Pennsylvania's CHIP program uses a tiered structure: free coverage for households below the "free" income threshold, low-cost tiers with premiums of $90–$115/month per child, and full-cost coverage for families above the upper CHIP limit (approximately $49,141/year for a household of one). CHIP is administered separately from Medical Assistance — see the CHIP page for details.
Pennsylvania Medical Assistance has no asset test for most applicants
MAGI-based Medical Assistance — the program covering most adults 19–64, children, and pregnant women — has no asset test. A savings account, car, or home does not count against you. Pennsylvania does not count resources for this group.
Non-MAGI categories — primarily seniors and people with disabilities applying through SSI-linked or non-MAGI pathways, and nursing facility applicants — are subject to asset or resource limits. For nursing facility applicants, the standard individual resource limit is $8,000. Community spouses (the at-home spouse of a nursing facility resident) retain a Community Spouse Resource Allowance (CSRA) of up to approximately $154,140 under federal rules (2026 figures — verify with DHS for the current amount).

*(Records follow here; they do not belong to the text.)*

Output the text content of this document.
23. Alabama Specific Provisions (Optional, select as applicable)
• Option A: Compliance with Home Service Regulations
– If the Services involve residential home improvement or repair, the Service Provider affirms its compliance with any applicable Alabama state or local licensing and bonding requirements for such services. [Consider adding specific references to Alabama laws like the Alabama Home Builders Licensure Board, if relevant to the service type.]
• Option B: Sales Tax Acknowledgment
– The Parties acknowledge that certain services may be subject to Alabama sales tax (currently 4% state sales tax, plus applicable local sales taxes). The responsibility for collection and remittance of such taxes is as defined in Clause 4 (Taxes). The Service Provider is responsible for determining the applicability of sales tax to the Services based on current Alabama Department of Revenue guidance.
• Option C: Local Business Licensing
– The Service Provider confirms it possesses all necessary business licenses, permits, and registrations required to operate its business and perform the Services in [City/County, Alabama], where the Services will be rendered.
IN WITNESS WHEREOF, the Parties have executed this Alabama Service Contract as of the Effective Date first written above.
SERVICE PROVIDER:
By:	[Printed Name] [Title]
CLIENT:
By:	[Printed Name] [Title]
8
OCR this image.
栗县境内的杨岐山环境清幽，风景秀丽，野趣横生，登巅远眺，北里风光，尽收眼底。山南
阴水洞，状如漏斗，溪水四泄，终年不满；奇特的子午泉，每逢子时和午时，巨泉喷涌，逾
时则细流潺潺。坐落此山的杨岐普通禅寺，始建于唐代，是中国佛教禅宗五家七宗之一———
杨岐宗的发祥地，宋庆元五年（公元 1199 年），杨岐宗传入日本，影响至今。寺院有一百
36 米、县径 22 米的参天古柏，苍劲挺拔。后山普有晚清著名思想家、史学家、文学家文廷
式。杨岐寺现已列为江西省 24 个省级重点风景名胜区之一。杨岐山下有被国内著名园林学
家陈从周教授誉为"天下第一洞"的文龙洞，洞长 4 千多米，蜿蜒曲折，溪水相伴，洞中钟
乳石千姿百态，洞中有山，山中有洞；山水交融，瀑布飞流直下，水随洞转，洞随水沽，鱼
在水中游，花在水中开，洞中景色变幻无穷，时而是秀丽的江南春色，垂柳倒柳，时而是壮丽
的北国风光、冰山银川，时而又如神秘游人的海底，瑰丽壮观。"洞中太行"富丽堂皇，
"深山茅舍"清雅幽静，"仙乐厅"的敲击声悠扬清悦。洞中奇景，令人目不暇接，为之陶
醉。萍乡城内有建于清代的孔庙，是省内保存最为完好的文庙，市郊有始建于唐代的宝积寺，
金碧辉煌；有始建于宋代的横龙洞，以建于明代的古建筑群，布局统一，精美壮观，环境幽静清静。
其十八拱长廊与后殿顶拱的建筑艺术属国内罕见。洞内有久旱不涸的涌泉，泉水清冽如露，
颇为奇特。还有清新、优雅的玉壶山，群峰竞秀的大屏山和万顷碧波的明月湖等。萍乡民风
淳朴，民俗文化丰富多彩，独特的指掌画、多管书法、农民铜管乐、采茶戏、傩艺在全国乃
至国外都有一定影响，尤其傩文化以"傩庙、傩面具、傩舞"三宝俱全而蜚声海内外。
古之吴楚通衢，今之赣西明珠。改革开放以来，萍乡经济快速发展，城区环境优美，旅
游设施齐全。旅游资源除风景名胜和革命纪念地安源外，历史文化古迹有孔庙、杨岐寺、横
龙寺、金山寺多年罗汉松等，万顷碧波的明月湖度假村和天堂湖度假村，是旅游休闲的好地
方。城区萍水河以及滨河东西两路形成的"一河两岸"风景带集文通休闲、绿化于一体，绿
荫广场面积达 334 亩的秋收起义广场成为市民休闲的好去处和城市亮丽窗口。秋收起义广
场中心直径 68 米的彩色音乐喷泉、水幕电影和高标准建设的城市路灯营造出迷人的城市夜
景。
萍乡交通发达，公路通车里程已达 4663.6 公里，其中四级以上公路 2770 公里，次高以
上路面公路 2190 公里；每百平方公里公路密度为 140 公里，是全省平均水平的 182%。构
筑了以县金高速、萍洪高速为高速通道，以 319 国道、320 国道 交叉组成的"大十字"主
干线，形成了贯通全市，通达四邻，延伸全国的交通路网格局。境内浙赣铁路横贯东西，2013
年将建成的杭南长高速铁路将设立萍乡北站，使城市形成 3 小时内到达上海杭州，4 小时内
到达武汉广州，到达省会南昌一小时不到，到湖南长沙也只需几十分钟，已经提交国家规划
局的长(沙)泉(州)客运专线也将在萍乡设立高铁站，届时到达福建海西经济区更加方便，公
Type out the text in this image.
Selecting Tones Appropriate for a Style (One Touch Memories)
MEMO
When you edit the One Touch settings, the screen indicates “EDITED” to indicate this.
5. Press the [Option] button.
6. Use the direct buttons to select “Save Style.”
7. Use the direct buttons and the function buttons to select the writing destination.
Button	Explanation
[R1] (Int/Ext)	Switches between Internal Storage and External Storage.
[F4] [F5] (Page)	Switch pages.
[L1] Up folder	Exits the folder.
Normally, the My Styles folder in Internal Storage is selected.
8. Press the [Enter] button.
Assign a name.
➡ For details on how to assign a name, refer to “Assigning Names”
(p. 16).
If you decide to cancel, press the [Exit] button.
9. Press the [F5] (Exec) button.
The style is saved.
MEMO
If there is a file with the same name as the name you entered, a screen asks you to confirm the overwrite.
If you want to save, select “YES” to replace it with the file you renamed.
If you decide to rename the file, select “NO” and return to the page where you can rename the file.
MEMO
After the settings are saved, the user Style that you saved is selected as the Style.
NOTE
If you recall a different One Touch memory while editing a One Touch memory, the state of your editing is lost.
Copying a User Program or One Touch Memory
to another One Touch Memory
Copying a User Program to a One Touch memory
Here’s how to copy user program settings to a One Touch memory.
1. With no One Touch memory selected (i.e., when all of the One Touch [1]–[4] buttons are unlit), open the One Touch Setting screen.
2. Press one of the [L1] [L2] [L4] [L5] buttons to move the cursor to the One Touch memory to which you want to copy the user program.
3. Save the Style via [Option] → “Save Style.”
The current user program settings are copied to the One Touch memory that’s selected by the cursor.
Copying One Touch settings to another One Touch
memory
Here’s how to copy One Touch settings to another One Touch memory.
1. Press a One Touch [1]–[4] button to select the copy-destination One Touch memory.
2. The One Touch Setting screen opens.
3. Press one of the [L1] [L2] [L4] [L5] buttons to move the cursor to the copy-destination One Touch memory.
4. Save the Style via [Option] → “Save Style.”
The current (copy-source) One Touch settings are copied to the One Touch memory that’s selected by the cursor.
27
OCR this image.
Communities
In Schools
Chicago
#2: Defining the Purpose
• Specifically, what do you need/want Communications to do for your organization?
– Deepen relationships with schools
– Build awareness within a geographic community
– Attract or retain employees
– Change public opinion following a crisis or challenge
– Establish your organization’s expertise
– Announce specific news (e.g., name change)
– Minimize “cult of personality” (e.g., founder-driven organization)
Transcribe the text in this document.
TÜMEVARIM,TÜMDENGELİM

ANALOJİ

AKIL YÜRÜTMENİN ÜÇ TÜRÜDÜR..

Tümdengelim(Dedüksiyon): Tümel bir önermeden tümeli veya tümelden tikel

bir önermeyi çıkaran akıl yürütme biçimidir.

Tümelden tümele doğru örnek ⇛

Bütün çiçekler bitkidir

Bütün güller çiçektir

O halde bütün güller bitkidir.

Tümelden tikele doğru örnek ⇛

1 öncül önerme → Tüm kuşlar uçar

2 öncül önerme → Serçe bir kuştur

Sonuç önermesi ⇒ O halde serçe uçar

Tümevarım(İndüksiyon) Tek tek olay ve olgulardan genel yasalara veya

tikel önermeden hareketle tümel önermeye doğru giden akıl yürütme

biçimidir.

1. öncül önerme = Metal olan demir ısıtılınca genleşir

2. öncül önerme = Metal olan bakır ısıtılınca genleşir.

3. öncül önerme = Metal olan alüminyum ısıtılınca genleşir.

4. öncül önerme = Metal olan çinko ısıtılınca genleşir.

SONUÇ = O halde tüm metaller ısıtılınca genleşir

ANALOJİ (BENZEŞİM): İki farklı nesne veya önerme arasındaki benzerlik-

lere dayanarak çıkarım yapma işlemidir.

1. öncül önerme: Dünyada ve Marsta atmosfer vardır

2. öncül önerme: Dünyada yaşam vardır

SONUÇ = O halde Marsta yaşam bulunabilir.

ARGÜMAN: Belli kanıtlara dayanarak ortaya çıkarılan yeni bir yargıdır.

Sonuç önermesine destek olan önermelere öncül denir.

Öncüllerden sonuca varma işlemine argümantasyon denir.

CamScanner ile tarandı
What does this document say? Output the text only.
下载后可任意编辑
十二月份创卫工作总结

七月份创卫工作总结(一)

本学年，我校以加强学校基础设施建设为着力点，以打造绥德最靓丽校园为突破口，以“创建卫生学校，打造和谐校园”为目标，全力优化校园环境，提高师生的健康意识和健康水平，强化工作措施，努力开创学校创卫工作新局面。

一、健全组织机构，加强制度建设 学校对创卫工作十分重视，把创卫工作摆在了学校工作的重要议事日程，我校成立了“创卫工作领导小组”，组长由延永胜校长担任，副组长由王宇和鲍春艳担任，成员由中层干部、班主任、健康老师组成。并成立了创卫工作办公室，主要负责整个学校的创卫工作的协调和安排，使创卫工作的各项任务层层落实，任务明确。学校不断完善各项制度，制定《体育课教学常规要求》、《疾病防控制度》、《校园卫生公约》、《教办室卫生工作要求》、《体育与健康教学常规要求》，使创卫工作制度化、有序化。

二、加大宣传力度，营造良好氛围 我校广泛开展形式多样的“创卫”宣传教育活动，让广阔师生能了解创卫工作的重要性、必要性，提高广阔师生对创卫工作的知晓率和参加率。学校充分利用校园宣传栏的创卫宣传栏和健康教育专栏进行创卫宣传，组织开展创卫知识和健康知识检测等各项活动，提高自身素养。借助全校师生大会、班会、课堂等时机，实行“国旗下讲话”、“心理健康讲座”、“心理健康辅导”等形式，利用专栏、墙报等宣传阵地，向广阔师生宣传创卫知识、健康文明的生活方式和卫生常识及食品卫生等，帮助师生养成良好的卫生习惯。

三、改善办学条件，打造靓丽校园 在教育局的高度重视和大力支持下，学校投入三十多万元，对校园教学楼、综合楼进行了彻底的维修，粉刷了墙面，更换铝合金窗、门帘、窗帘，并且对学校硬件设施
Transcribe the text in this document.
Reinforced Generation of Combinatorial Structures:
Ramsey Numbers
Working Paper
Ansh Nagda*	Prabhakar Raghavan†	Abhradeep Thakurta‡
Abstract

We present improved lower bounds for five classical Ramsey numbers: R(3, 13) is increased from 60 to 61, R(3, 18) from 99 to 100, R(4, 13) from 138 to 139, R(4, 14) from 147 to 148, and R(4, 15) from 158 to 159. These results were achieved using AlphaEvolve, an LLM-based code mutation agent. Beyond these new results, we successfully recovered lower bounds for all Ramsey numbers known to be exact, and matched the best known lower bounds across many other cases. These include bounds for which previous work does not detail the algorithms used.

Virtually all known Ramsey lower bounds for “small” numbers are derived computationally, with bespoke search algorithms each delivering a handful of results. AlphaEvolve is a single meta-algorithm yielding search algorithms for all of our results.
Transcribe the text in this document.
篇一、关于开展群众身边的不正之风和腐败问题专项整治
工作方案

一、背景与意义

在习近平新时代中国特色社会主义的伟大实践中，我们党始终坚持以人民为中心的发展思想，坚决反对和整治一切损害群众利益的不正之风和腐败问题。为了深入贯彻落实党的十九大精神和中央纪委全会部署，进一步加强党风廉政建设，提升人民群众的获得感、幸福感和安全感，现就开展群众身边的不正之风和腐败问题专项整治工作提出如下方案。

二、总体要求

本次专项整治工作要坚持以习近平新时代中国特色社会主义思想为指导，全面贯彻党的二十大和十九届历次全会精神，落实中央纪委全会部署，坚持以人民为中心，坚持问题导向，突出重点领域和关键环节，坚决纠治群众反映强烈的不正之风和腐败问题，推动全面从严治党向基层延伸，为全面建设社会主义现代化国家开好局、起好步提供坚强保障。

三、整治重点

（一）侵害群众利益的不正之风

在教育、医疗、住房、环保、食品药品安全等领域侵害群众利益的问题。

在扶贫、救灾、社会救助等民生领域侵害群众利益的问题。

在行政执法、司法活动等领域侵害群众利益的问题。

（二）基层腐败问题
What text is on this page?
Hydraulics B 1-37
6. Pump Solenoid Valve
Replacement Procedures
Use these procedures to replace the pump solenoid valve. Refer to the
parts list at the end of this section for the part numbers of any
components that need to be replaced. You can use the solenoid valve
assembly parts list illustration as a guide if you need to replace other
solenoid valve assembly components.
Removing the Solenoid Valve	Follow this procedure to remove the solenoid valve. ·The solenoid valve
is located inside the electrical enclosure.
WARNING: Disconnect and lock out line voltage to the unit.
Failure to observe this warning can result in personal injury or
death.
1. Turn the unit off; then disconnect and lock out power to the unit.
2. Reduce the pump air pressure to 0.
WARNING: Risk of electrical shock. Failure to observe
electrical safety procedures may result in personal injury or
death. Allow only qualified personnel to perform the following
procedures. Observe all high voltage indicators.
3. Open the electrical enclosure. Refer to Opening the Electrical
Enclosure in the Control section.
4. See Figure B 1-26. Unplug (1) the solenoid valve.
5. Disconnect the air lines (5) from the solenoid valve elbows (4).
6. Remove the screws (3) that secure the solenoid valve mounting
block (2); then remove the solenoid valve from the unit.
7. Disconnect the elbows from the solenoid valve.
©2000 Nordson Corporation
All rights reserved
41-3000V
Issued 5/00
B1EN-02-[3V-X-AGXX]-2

If you are applying for long-term care Medical Assistance, consult a benefits counselor or elder law attorney before transferring any assets. Pennsylvania enforces a 60-month (five-year) look-back period for asset transfers made before a nursing facility application.
How income is counted for Medical Assistance eligibility
How Pennsylvania's limits compare to neighboring states
| State | Adults (expansion) | Pregnant women | CHIP upper limit |
|---|---|---|---|
| Pennsylvania | 138% FPL | 215% FPL | 317% FPL |
| New York | 138% FPL | 223% FPL | 400% FPL |
| New Jersey | 138% FPL | 205% FPL | 355% FPL |
| Ohio | 138% FPL | 206% FPL | 211% FPL |
Comparison approximate as of 2025–2026. Pennsylvania's CHIP limit of 317% FPL is notably higher than most neighboring states, covering a larger share of middle-income families.
What counts as income for Pennsylvania Medical Assistance (MAGI rules)
Counted income
- • Wages, salaries, and tips
- • Self-employment net income (gross minus business expenses)
- • Unemployment compensation
- • Social Security benefits (taxable portion, mostly)
- • Alimony received (pre-2019 agreements)
- • Rental income (net of expenses)
- • Taxable interest and dividends
Not counted
- • Child support received
- • SNAP, TANF, and most public benefits
- • Veterans' benefits (most types)
- • Gifts, inheritances, and life insurance proceeds
- • Workers' compensation
- • SSI payments
- • Tax-exempt interest
For pregnant women, the unborn child counts as a household member — this raises the applicable FPL threshold. The ACA also allows a 5% income disregard when determining eligibility at the Medicaid/CHIP boundary for children, which COMPASS applies automatically.